Ligand-Assisted Metal-Centered Electrocatalytic Hydrogen Evolution upon Reduction of a Bis(thiosemicarbazonato)Ni(II) Complex.

In this study, we report the electrocatalytic behavior of the neutral, monomeric Ni(II) complex of diacetyl-bis( N-4-methyl-3-thiosemicarbazonato), NiL1, for ligand-assisted metal-centered hydrogen evolution in acetonitrile (ACN) and dimethylformamide (DMF). Using foot-of-the-wave analysis (FOWA), NiL1 displays a maximum turnover frequency (TOF) of 4200 and 1200 s-1 for acetic acid (CH3COOH) in ACN and DMF, whereas for trifluoroacetic acid (CF3COOH) the TOFs are 1300 and 120 s-1 in ACN and DMF, respectively. In ACN, the overpotentials are 0.53 and 0.67 V for CH3COOH and CF3COOH, respectively. In DMF, the overpotential is 0.85 V for CH3COOH. First-order dependence with respect to the catalyst is established. NiL1 displays a minimum Faradaic efficiency of 87% from controlled potential electrolysis. Gas analysis from controlled potential electrolysis in both ACN and DMF using CH3COOH and CF3COOH confirms NiL1 as an electrocatalyst to produce H2. In ACN, TONs of 48 and 24 were obtained for CH3COOH and CF3COOH, respectively in 4 h. In DMF, TONs of 13 and 3 were obtained for CH3COOH and CF3COOH, respectively. The H2 evolution reaction was evaluated using deuterated acid, demonstrating an inverse kinetic isotope, which is consistent with formation of a metal hydride intermediate. A proposed ligand-assisted metal-centered mechanism for HER is supported by computational investigations.
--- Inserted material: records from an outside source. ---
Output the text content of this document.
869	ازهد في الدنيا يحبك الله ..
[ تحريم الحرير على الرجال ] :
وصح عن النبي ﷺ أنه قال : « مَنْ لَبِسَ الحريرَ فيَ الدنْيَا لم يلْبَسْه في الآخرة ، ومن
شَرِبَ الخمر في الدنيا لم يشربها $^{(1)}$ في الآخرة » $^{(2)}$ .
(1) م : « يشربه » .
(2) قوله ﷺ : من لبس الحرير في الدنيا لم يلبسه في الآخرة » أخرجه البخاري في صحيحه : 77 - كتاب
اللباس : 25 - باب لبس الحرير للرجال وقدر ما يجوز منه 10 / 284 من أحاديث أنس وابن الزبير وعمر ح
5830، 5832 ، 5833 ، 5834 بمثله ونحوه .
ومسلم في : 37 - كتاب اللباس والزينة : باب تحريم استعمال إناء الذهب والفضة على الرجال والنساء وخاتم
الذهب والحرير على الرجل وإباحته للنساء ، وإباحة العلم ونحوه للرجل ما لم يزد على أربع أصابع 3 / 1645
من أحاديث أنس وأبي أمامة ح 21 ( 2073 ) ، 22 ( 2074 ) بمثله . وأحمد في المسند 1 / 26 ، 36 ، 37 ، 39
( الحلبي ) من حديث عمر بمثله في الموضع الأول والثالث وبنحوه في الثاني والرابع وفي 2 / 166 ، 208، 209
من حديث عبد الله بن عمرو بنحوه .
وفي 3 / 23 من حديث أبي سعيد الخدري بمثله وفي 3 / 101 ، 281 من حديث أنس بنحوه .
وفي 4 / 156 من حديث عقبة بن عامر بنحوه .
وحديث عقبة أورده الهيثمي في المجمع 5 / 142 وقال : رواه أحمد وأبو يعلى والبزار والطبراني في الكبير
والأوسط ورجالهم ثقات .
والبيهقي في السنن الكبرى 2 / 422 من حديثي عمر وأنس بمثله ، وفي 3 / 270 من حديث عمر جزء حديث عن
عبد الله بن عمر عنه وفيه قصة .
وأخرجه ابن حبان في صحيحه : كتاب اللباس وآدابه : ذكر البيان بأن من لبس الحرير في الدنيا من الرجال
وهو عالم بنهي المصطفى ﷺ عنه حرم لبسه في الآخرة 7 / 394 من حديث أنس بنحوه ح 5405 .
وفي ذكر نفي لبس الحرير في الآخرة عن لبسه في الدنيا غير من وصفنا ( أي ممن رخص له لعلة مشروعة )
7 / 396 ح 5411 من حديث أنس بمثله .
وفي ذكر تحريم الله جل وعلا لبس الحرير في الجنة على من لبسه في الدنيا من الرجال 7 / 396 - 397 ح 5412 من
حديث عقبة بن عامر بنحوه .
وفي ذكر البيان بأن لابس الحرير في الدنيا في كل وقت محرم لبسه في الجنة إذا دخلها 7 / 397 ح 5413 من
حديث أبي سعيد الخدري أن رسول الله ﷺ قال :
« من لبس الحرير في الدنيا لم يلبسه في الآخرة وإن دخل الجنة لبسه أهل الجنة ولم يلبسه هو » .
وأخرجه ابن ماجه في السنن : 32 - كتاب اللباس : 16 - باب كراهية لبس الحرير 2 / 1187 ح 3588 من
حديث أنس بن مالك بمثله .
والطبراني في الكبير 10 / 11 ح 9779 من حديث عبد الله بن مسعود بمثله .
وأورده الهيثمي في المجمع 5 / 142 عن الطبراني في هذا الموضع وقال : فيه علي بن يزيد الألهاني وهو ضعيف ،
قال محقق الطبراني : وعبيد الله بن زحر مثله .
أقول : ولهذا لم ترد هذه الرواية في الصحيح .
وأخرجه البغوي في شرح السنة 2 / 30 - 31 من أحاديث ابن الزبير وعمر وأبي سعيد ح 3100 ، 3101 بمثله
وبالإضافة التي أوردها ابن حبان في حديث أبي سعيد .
All catalytic intermediates in the proposed mechanism were structurally and energetically characterized using density functional theory (DFT), with the B3LYP/6-311g(d,p) and BP86/TZV/P in solution modeled via polarizable continuum model. The final step of catalysis involves the reaction of [HNi(L1·)]- with H+ generating H2. The correctness of proposed mechanism was confirmed by location of corresponding transition state (TS) having single imaginary frequency ( i1786 cm-1).